Beth Kolbe, 20, a junior at Harvard, is an intern for Sen. John Kerry (D., Mass.).
Beth Kolbe had a hard time pulling herself away from the Senate floor yesterday where the latest debate over federal funding of stem cell research was raging.
The Tiffin native, who is working as an intern this summer for Sen. John Kerry (D., Mass.), had asked Mr. Kerry last week if she could join him on the floor for the debate. He agreed, then talked about her in remarks he made in support of the legislation during the Senate debate.
"He talked about me as a personal story of someone he knows who could benefit from stem cell research - about my being an intern in his office, about my injury," she said in a telephone interview from Washington.

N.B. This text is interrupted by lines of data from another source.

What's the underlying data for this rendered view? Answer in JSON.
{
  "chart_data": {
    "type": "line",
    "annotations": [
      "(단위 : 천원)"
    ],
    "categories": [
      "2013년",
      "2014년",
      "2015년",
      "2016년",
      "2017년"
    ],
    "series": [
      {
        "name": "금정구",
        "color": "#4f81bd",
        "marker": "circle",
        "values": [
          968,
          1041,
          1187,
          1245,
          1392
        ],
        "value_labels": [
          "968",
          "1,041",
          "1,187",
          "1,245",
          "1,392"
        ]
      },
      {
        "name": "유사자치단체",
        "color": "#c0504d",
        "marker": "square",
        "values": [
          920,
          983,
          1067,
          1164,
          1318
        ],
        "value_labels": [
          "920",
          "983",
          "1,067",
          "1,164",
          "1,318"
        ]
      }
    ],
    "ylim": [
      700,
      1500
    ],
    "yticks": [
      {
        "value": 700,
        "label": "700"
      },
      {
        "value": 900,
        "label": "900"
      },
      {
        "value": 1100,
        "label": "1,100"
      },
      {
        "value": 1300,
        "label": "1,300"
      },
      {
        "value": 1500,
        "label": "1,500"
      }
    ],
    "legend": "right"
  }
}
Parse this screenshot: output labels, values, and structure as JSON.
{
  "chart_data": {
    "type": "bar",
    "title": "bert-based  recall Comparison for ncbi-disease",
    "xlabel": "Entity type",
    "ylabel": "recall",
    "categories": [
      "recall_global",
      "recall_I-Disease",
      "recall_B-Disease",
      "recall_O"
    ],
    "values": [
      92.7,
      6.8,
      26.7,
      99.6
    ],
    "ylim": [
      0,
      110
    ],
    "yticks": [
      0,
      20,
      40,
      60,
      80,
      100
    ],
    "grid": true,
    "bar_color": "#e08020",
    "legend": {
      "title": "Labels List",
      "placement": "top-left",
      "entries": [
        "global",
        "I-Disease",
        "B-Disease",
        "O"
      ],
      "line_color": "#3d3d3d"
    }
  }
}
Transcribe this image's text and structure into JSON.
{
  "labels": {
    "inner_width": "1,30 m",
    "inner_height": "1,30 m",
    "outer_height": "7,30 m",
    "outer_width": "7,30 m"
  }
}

In 2000, Ms. Kolbe, 20, suffered a spinal cord injury in an auto accident that left her a quadriplegic. She said she believes stem cell research could lead to a cure for her and many others.
"This bill will allow federal funding for stem cell lines and I support that, as does the senator," she said.
Ms. Kolbe was a passenger in a car driven by her mother, Cindy, on May 20, 2000, when her mother fell asleep at the wheel and the car overturned. She said they were returning from a concert of her brother's and were just 20 minutes from home when the crash occurred.
Her injury hasn't slowed her down, though.
A champion swimmer, she graduated from Tiffin Columbian High School in 2004 and will be a junior this fall at Harvard University, where she is majoring in biology and health care. At Mr. Kerry's office, she has been doing research for the senator on health-care legislation.
"From the very beginning, her attitude was, what can I do, not what can't I do," said her father, John Kolbe.
"As her Dad, I'm just intensely proud of her. She's a courageous young lady. How many 20-years-olds spent the day on the floor of the U.S. Senate tracking an issue that's so important to them? She's the whole package."
Ms. Kolbe said she understands the opposition to stem cell research but she doesn't agree with it. "I don't feel a ball of cells has any bearing compared to someone who is a full-fledged human being, so it's not trading life for life," she said. "I don't believe the ball of cells has a life."